After Steve’s birthday dinner, the children gave him cards they made for him while I lit the candles. I turned off the dining room light and brought the cake to the table. The kids sang, laughed at Steve as his paused too long to make his wish and then hugged him after he blew the candles out. It was a sweet moment as they stood by his side. Daisy, now getting taller and more little-girl-like and Junior, as tall as his dad when seated, clapped with joy. Times like these are what I hope I remember in my old age. I tried hard to take a picture for my memory. And then we ate cake. It can’t get any better!

Early Snow

The air felt different. A prickly cold had arrived during the night and by sunrise, three inches of snow had already covered everything outside. Stevie Junior was super excited and woke up Daisy with his squealing. Even Steve decided not to go to work after hearing the radio broadcast the expected incoming 6 more inches. I made a hearty weekend type breakfast of oatmeal, pancakes, sausage and orange slices. It was nice to eat together as a family midweek.

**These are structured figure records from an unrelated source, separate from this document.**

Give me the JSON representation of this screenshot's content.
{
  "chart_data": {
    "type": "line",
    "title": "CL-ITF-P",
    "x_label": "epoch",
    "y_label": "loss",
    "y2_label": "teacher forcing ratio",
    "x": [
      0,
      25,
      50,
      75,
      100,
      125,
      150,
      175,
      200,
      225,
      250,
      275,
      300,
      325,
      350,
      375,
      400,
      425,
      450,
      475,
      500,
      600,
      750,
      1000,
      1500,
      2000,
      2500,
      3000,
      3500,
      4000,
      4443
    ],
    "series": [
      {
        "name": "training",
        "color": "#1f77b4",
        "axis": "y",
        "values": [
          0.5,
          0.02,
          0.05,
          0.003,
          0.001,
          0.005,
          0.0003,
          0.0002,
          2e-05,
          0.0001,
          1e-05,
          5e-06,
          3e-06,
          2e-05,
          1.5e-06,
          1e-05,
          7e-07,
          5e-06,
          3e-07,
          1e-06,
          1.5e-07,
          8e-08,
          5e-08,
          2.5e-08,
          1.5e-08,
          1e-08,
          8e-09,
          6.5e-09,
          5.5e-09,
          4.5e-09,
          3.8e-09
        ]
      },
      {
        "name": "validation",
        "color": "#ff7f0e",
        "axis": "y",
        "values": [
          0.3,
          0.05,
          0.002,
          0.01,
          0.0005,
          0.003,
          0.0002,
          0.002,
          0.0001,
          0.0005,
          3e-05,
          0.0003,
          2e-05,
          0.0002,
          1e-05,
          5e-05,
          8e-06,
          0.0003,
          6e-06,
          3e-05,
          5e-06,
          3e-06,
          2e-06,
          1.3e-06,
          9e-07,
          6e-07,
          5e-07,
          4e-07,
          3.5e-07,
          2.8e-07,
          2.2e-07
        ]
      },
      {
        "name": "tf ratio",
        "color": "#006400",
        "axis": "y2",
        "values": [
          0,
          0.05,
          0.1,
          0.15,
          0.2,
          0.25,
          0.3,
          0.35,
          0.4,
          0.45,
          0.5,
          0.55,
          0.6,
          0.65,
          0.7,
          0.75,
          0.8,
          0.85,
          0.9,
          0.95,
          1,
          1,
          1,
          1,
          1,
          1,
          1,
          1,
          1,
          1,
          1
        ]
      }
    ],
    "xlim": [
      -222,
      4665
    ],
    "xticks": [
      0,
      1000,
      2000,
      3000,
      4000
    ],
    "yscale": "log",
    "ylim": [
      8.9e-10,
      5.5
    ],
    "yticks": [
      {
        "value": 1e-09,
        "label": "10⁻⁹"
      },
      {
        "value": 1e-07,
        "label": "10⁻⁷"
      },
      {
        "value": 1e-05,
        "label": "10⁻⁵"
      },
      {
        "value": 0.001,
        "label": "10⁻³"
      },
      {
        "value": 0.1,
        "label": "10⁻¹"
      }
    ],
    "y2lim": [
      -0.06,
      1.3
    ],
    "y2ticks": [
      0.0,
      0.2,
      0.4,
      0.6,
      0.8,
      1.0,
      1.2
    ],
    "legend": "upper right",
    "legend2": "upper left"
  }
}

Steve promised to dig the sled out for the kids and shovel while they played. I dressed the kids in so many layers that they would bounce if they fell. I watched from the kitchen window as they all played together. Steve would let Daisy sneak up on him to hit him with her little snow balls and Stevie was old enough to take a few snowball hits from Steve without crying.

When they trooped in for lunch, I took their wet belongings and dried them near the heater vent. We had a warm lunch with tomato soup and grilled cheese sandwiches. Their cheeks were rosy and they regaled me with tales of their adventures. Later that afternoon, we all went out to the front yard to make a snow man. Steve and Stevie rolled large balls of packed snow until they reached a good size. I carefully snow walked in the back yard to steal a carrot from the fridge and Steve found some sticks for arms and pebbles for eyes. The final flourish was the addition of Steve’s scarf and tweed hat. It was a fashionable snow man.

Groups of families were outside playing together and there were snow people up and down the block. It was a fun day and when the snow stopped falling, the walks were all shoveled so that everyone could return to work the next day. I was thankful for the snow day. It stopped our daily routine for a day and let us play together. I wondered if people who lived in snowier climates had fun like this every day.